In Sanghar district, reportedly, similar violence caused four more deaths and resulted in postponement of elections in two districts. “In a separate incident, a party leader was killed on the eve of the elections in Hyderabad,” the report added.

Abuse of state resources

The DRI report mentioned that “the ongoing Karachi Operation led by the paramilitary force was perceived by many stakeholders as effective, but it also repeatedly involved disappearances and detention of political workers and supporters”.

It further states that “the MQM claimed to be targeted through such actions. As the campaign focus shifted to Karachi, MQM intensified its public protest against what it claimed to be a campaign of intimidation, raids on offices, extrajudicial killing of at least 55 party workers in 2015 alone and the detention of another 4,000”.     

The report added that opposition parties repeatedly alleged that the election administration demonstrated a partisan bias in favour of the provincial ruling party, which was also accused of abuse of public resources, especially through the police.

Election Day observations

Citing observations made by the Free and Fair Election Network (Fafen), the DRI report said the election monitoring organisation was more critical of the third phase of the local bodies’ poll, describing it as “by far the most chaotic and disorderly of all phases of the LG elections”.

According to Fafen, “57 percent of visited polling stations failed to ensure secrecy of vote, the presence of unauthorised armed individuals was witnessed in party camps near 25 percent of polling stations, and a high frequency of unauthorised government officials was also observed in polling stations (as high as 34 percent in Karachi Central)”.

Post-election environment  

“The post-election day environment was tense, with allegations of electoral malpractice, intimidation and bias by authorities.
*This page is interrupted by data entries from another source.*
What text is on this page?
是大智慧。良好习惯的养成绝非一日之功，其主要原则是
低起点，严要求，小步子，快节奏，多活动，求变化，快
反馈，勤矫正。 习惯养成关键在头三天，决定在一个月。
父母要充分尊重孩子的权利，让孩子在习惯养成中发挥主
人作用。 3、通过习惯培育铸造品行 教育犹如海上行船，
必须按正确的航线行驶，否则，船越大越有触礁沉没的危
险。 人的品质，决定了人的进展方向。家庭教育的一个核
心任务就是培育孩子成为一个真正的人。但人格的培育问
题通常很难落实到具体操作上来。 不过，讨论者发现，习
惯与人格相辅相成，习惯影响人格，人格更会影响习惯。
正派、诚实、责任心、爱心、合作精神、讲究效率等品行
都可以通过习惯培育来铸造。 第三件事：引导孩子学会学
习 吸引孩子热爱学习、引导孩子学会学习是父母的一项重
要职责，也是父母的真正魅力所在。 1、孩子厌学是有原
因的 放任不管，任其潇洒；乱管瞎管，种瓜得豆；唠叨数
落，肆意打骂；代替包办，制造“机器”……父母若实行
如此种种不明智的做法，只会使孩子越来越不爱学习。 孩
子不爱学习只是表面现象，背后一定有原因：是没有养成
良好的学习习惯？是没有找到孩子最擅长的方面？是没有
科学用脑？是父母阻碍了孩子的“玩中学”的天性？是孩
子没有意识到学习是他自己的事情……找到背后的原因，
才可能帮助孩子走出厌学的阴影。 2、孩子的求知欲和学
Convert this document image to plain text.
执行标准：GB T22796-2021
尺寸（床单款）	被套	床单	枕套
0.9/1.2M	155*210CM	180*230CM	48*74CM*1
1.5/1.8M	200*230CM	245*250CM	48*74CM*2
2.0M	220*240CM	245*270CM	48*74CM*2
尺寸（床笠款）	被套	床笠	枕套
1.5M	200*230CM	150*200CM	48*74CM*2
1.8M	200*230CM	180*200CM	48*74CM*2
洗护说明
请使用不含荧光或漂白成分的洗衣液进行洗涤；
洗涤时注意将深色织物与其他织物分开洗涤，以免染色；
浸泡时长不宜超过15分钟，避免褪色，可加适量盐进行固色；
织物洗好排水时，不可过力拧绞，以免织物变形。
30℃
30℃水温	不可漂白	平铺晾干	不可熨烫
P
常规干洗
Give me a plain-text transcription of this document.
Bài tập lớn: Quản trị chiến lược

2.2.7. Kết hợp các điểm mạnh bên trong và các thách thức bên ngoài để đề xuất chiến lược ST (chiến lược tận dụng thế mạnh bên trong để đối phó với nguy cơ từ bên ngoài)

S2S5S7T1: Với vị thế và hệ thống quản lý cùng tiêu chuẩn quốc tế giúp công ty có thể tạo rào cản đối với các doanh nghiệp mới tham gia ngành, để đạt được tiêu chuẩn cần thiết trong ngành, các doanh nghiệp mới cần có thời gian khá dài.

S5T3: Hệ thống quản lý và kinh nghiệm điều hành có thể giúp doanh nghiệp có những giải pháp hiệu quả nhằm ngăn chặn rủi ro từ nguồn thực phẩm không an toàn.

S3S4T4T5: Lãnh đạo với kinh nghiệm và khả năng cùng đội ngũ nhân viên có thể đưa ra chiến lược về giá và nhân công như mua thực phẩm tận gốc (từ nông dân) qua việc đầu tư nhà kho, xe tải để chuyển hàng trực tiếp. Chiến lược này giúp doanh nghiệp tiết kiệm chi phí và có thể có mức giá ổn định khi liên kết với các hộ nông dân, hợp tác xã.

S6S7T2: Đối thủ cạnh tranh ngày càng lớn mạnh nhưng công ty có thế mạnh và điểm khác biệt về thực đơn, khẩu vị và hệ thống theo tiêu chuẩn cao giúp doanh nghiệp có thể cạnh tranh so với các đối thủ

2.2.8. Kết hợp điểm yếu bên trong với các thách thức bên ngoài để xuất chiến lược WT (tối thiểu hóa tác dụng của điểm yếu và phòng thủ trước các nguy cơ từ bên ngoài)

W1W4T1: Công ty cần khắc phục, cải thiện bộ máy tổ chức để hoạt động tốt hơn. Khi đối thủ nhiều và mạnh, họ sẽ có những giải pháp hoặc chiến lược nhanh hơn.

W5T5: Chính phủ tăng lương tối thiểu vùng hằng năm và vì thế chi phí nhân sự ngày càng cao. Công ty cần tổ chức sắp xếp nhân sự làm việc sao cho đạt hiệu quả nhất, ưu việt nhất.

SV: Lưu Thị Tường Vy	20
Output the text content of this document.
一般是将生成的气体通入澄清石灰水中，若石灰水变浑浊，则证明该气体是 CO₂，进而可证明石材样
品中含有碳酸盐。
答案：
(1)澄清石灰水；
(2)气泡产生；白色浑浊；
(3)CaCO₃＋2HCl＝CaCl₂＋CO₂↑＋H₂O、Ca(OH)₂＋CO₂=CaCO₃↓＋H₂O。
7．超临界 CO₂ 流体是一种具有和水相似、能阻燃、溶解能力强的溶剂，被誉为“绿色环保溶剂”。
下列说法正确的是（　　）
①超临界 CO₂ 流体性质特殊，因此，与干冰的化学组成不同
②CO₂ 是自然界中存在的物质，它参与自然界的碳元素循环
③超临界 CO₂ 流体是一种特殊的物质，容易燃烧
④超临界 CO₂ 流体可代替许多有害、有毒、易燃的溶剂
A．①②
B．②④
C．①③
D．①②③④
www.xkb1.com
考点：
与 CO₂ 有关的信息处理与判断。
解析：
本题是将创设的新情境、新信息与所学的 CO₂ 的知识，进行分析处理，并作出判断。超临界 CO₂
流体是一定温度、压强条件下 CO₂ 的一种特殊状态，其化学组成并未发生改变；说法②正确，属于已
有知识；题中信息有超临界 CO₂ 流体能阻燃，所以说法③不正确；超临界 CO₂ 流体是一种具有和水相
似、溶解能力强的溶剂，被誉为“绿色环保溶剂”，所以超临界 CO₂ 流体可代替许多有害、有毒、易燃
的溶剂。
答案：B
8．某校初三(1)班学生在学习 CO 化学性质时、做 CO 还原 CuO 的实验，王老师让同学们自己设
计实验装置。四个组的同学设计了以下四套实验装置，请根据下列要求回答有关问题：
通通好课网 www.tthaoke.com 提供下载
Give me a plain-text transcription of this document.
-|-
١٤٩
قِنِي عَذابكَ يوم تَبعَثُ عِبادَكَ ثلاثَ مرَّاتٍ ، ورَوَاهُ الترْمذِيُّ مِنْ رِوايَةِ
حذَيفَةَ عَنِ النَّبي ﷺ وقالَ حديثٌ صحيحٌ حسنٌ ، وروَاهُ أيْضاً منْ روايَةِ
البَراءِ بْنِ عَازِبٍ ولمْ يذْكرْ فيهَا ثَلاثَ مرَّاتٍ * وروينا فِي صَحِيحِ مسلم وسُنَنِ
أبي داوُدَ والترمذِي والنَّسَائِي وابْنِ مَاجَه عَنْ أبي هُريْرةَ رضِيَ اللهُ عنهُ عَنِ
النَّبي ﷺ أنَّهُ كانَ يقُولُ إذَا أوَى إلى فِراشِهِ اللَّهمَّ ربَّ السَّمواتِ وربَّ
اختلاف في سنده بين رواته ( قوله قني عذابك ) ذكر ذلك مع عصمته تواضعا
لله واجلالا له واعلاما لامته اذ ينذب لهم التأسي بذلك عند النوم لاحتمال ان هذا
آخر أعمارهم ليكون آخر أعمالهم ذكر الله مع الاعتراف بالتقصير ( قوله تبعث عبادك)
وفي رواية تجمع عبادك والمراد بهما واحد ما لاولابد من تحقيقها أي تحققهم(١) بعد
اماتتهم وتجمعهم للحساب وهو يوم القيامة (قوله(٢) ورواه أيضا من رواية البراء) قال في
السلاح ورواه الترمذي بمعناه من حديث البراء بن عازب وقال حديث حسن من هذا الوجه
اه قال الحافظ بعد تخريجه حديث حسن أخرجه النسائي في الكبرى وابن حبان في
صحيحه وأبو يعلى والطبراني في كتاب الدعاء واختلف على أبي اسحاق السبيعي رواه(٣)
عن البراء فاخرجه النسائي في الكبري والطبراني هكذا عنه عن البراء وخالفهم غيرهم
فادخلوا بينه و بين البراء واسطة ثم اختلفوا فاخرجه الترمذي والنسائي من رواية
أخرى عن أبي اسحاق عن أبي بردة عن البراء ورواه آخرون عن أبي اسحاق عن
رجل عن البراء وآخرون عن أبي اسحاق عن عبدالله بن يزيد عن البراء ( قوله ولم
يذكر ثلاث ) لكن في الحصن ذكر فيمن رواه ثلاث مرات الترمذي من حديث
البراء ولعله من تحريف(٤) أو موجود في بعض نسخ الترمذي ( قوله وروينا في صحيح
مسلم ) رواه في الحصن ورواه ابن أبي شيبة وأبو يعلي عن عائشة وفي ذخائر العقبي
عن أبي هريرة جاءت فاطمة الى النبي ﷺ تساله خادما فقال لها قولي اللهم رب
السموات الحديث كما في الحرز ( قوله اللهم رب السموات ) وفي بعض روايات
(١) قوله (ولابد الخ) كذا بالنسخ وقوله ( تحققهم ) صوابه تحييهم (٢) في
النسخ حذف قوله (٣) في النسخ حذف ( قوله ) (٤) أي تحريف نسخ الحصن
For example, the violence in Khairpur at the end of the first election day prompted a protest by PML-F and others in Karachi,” the DRI noted.

“In response to the killing of its leader, Dr Anwar Laghari, the Sindh United Party (SUP) went on a hunger strike. According to the SUP, the assassination was designed to discourage its supporters from voting.  In Badin, the Mirza group, alleged harassment when one of its elected counselors was arrested soon after election day”.

“After the third phase, there were again allegations of rigging, the capture or occupation of polling stations, and violence, however no party rejected the overall results or the process. Issues instead arose relating to earlier stages of the process; for example, proposers and seconders for candidate nominations being kidnapped to prevent applications being filed.”

“On January 2, the ECP published turnout data by district; this showed 54pc turnout in the first phase, and 58pc for the second. There was however a marked drop for the third phase, which had a recorded turnout of 36pc, the lowest of which was in Karachi East, with 29pc”.

The report stated that “following the third phase, there was also dispute over the powers of the elected bodies, with voiced criticism regarding their limited mandates and competencies. In particular, the MQM submitted a bill in the Sindh Assembly on amendments to the SLGA to empower the Karachi Mayor to head the Karachi Water and Sewerage Board. On January 16, the Supreme Court called for the provincial governments to account for the competencies and functions of local councils.” 

Speaking at the launch session, Hassan Nasir Mirbahar, DRI’s Team Leader in Pakistan, said, “Opportunities to file a petition were limited to delimitation, candidate nomination and the results processes. However, every citizen should have the right and opportunity to seek remedy for any aspect of elections.”

Since there were limited opportunities for timely remedy, cases were filed with higher courts. This was burdensome for the higher judiciary, and caused uncertainty as the courts deferred elections in several constituencies, he added.

“This meant that Pakistan fell short of meeting its international commitments, which require timely and effective resolution of complaints from anyone whose rights are violated,” he said.